In Detroit, thanks to a concentrated dose of the pathologies of the left, all of our dark imaginings about the collapse of civilization into a new Dark Age have pretty much come true—locally.
I thought about that while looking through an exhibit from a French photographer of the "Ruins of Detroit." It's not just the ruined state of the buildings in Detroit's ravaged city center. It's their former grandeur: the vast, opulent ballrooms, giant neo-Classical hotels, the classrooms and libraries with books and pianos strewn about, as abandoned as the cultural achievements they represent. This must be what Rome looked like circa 600 AD.
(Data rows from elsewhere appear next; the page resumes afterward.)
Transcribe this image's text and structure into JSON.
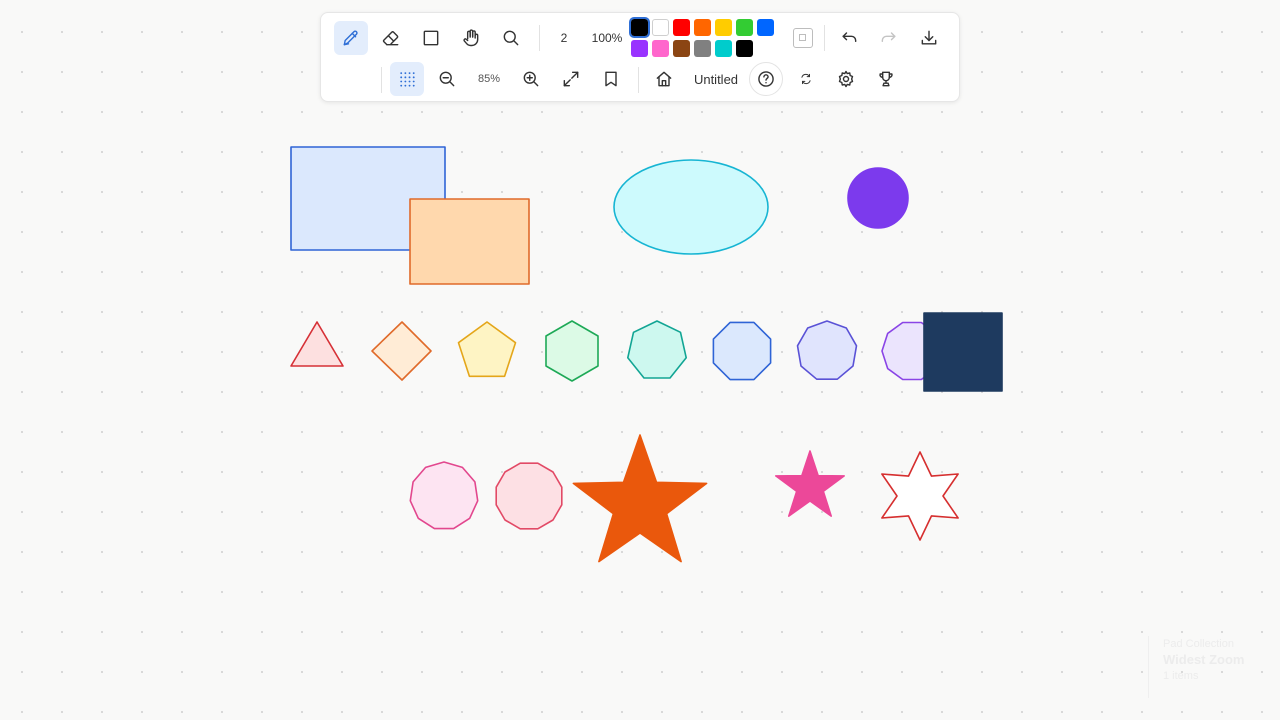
{
  "toolbar": {
    "stroke_width": "2",
    "opacity": "100%",
    "zoom": "85%",
    "document_title": "Untitled",
    "tools": [
      {
        "name": "pencil-tool",
        "icon": "pencil-icon",
        "active": true
      },
      {
        "name": "eraser-tool",
        "icon": "eraser-icon"
      },
      {
        "name": "rectangle-tool",
        "icon": "square-icon"
      },
      {
        "name": "pan-tool",
        "icon": "hand-icon"
      },
      {
        "name": "search-tool",
        "icon": "search-icon"
      }
    ],
    "palette": [
      {
        "name": "black",
        "color": "#000000",
        "selected": true
      },
      {
        "name": "white",
        "color": "#ffffff"
      },
      {
        "name": "red",
        "color": "#ff0000"
      },
      {
        "name": "orange",
        "color": "#ff6600"
      },
      {
        "name": "yellow",
        "color": "#ffcc00"
      },
      {
        "name": "green",
        "color": "#33cc33"
      },
      {
        "name": "blue",
        "color": "#0066ff"
      },
      {
        "name": "purple",
        "color": "#9933ff"
      },
      {
        "name": "pink",
        "color": "#ff66cc"
      },
      {
        "name": "brown",
        "color": "#8b4513"
      },
      {
        "name": "gray",
        "color": "#808080"
      },
      {
        "name": "cyan",
        "color": "#00cccc"
      },
      {
        "name": "black-2",
        "color": "#000000"
      }
    ]
  },
  "watermark": {
    "line1": "Pad Collection",
    "line2": "Widest Zoom",
    "line3": "1 items"
  },
  "canvas": {
    "shapes": [
      {
        "name": "blue-rectangle",
        "type": "rectangle",
        "stroke": "#2f64d6",
        "fill": "#dbe8fd"
      },
      {
        "name": "orange-rectangle",
        "type": "rectangle",
        "stroke": "#e06a2a",
        "fill": "#ffd8ad"
      },
      {
        "name": "cyan-ellipse",
        "type": "ellipse",
        "stroke": "#17b5d3",
        "fill": "#cdfafd"
      },
      {
        "name": "purple-circle",
        "type": "circle",
        "stroke": "#7c3aed",
        "fill": "#7c3aed"
      },
      {
        "name": "red-triangle",
        "type": "triangle",
        "stroke": "#d63036",
        "fill": "#fde0e0"
      },
      {
        "name": "orange-diamond",
        "type": "diamond",
        "stroke": "#e06a2a",
        "fill": "#ffecd6"
      },
      {
        "name": "yellow-pentagon",
        "type": "pentagon",
        "stroke": "#e4a61a",
        "fill": "#fef4c4"
      },
      {
        "name": "green-hexagon",
        "type": "hexagon",
        "stroke": "#1ea957",
        "fill": "#dcfae6"
      },
      {
        "name": "teal-heptagon",
        "type": "heptagon",
        "stroke": "#12a594",
        "fill": "#cdf8ef"
      },
      {
        "name": "blue-octagon",
        "type": "octagon",
        "stroke": "#2f64d6",
        "fill": "#dbe8fd"
      },
      {
        "name": "indigo-nonagon",
        "type": "nonagon",
        "stroke": "#5a52d6",
        "fill": "#e0e4fd"
      },
      {
        "name": "violet-decagon",
        "type": "decagon",
        "stroke": "#8a44e6",
        "fill": "#ebe4fd"
      },
      {
        "name": "navy-square",
        "type": "square",
        "stroke": "#1e3a5f",
        "fill": "#1e3a5f"
      },
      {
        "name": "pink-hendecagon",
        "type": "hendecagon",
        "stroke": "#e2478e",
        "fill": "#fde4f2"
      },
      {
        "name": "rose-dodecagon",
        "type": "dodecagon",
        "stroke": "#e24a66",
        "fill": "#fde0e4"
      },
      {
        "name": "orange-star",
        "type": "star-5",
        "stroke": "#ea580c",
        "fill": "#ea580c"
      },
      {
        "name": "pink-star",
        "type": "star-5",
        "stroke": "#ec4899",
        "fill": "#ec4899"
      },
      {
        "name": "red-six-point-star",
        "type": "star-6",
        "stroke": "#d62f2f",
        "fill": "#ffffff"
      }
    ]
  }
}
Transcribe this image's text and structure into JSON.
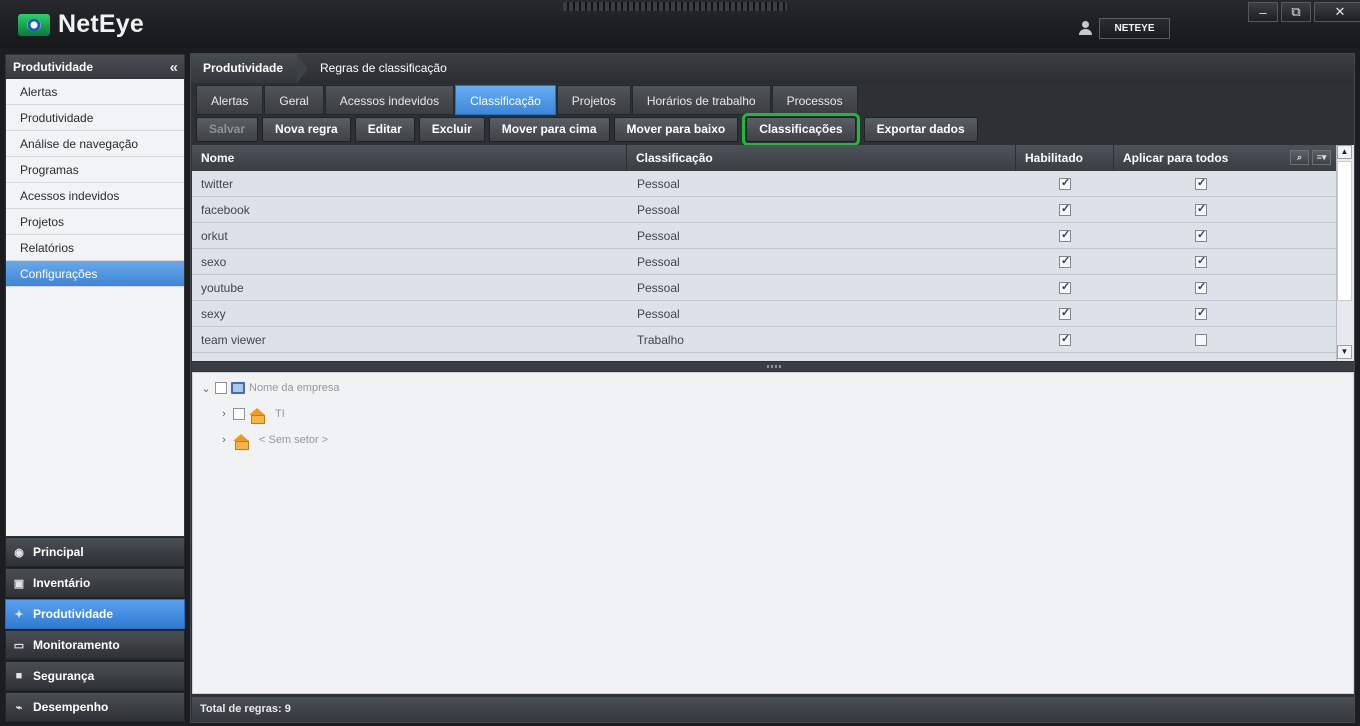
{
  "app": {
    "logo_text": "NetEye",
    "user": "NETEYE",
    "window_controls": [
      "minimize-icon",
      "restore-icon",
      "close-icon"
    ]
  },
  "sidebar": {
    "title": "Produtividade",
    "collapse_symbol": "«",
    "items": [
      {
        "label": "Alertas"
      },
      {
        "label": "Produtividade"
      },
      {
        "label": "Análise de navegação"
      },
      {
        "label": "Programas"
      },
      {
        "label": "Acessos indevidos"
      },
      {
        "label": "Projetos"
      },
      {
        "label": "Relatórios"
      },
      {
        "label": "Configurações",
        "active": true
      }
    ],
    "modules": [
      {
        "label": "Principal",
        "icon": "eye-icon"
      },
      {
        "label": "Inventário",
        "icon": "inventory-icon"
      },
      {
        "label": "Produtividade",
        "icon": "runner-icon",
        "active": true
      },
      {
        "label": "Monitoramento",
        "icon": "monitor-icon"
      },
      {
        "label": "Segurança",
        "icon": "lock-icon"
      },
      {
        "label": "Desempenho",
        "icon": "chart-icon"
      }
    ]
  },
  "breadcrumb": {
    "root": "Produtividade",
    "current": "Regras de classificação"
  },
  "tabs": [
    {
      "label": "Alertas"
    },
    {
      "label": "Geral"
    },
    {
      "label": "Acessos indevidos"
    },
    {
      "label": "Classificação",
      "active": true
    },
    {
      "label": "Projetos"
    },
    {
      "label": "Horários de trabalho"
    },
    {
      "label": "Processos"
    }
  ],
  "toolbar": {
    "salvar": "Salvar",
    "nova_regra": "Nova regra",
    "editar": "Editar",
    "excluir": "Excluir",
    "mover_cima": "Mover para cima",
    "mover_baixo": "Mover para baixo",
    "classificacoes": "Classificações",
    "exportar": "Exportar dados"
  },
  "grid": {
    "columns": [
      "Nome",
      "Classificação",
      "Habilitado",
      "Aplicar para todos"
    ],
    "rows": [
      {
        "nome": "twitter",
        "classificacao": "Pessoal",
        "habilitado": true,
        "aplicar": true
      },
      {
        "nome": "facebook",
        "classificacao": "Pessoal",
        "habilitado": true,
        "aplicar": true
      },
      {
        "nome": "orkut",
        "classificacao": "Pessoal",
        "habilitado": true,
        "aplicar": true
      },
      {
        "nome": "sexo",
        "classificacao": "Pessoal",
        "habilitado": true,
        "aplicar": true
      },
      {
        "nome": "youtube",
        "classificacao": "Pessoal",
        "habilitado": true,
        "aplicar": true
      },
      {
        "nome": "sexy",
        "classificacao": "Pessoal",
        "habilitado": true,
        "aplicar": true
      },
      {
        "nome": "team viewer",
        "classificacao": "Trabalho",
        "habilitado": true,
        "aplicar": false
      }
    ]
  },
  "tree": {
    "root": "Nome da empresa",
    "children": [
      {
        "label": "TI"
      },
      {
        "label": "< Sem setor >"
      }
    ]
  },
  "footer": {
    "total_label": "Total de regras: 9"
  },
  "colors": {
    "accent": "#3f86d6",
    "highlight_outline": "#1fb83d"
  }
}
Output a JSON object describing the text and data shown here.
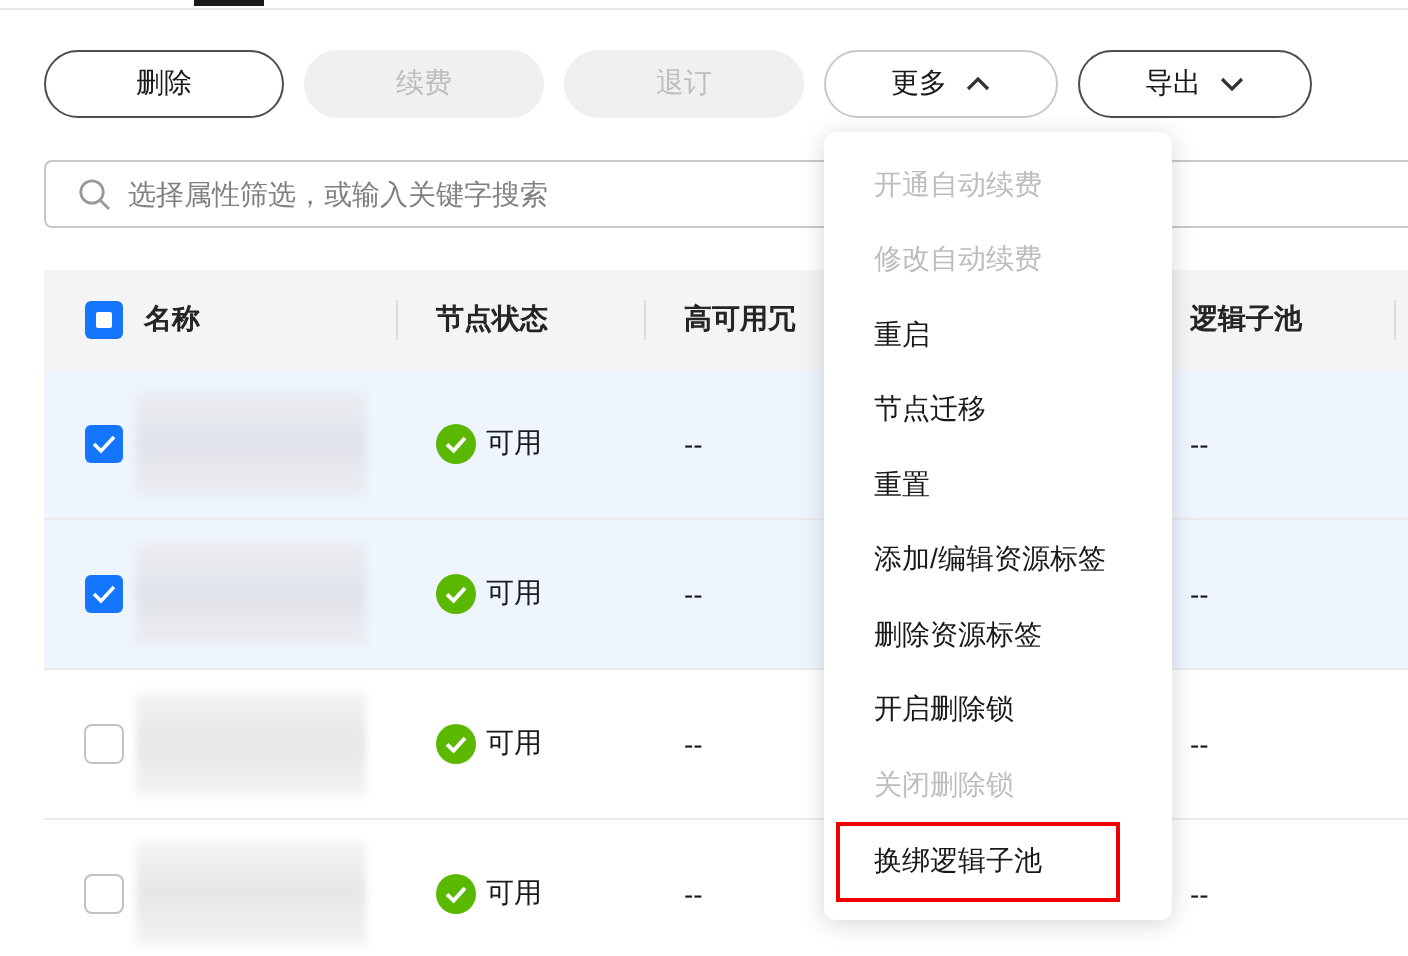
{
  "toolbar": [
    {
      "label": "删除",
      "disabled": false,
      "kind": "plain"
    },
    {
      "label": "续费",
      "disabled": true,
      "kind": "plain"
    },
    {
      "label": "退订",
      "disabled": true,
      "kind": "plain"
    },
    {
      "label": "更多",
      "disabled": false,
      "kind": "dropdown",
      "expanded": true
    },
    {
      "label": "导出",
      "disabled": false,
      "kind": "dropdown",
      "expanded": false
    }
  ],
  "search": {
    "placeholder": "选择属性筛选，或输入关键字搜索"
  },
  "table": {
    "select_all": {
      "indeterminate": true
    },
    "columns": [
      "名称",
      "节点状态",
      "高可用冗",
      "逻辑子池"
    ],
    "rows": [
      {
        "checked": true,
        "status": "可用",
        "column_3": "--",
        "pool": "--"
      },
      {
        "checked": true,
        "status": "可用",
        "column_3": "--",
        "pool": "--"
      },
      {
        "checked": false,
        "status": "可用",
        "column_3": "--",
        "pool": "--"
      },
      {
        "checked": false,
        "status": "可用",
        "column_3": "--",
        "pool": "--"
      }
    ]
  },
  "menu": [
    {
      "label": "开通自动续费",
      "disabled": true,
      "highlighted": false
    },
    {
      "label": "修改自动续费",
      "disabled": true,
      "highlighted": false
    },
    {
      "label": "重启",
      "disabled": false,
      "highlighted": false
    },
    {
      "label": "节点迁移",
      "disabled": false,
      "highlighted": false
    },
    {
      "label": "重置",
      "disabled": false,
      "highlighted": false
    },
    {
      "label": "添加/编辑资源标签",
      "disabled": false,
      "highlighted": false
    },
    {
      "label": "删除资源标签",
      "disabled": false,
      "highlighted": false
    },
    {
      "label": "开启删除锁",
      "disabled": false,
      "highlighted": false
    },
    {
      "label": "关闭删除锁",
      "disabled": true,
      "highlighted": false
    },
    {
      "label": "换绑逻辑子池",
      "disabled": false,
      "highlighted": true
    }
  ]
}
I was particularly struck by the second-to-last photo, which shows the vast, ornate ceiling of the erstwhile Michigan Theater, under which there are now stripped brick walls and a bare concrete floor with a van parked in the middle of it.
It reminds me of the stories about how the Roman Pantheon came to be used as a barn for cows. This must be the 21st-century equivalent: an opulent theater converted into a parking garage.
Detroit is not a harbinger of what is happening everywhere else—but it is a warning of what can happen if we go all the way down the road of statism. And perhaps that is the best redevelopment plant for Detroit: convert it into a post-apocalyptic theme park meant to warn the rest of us about what happens when a great civilization grows decadent.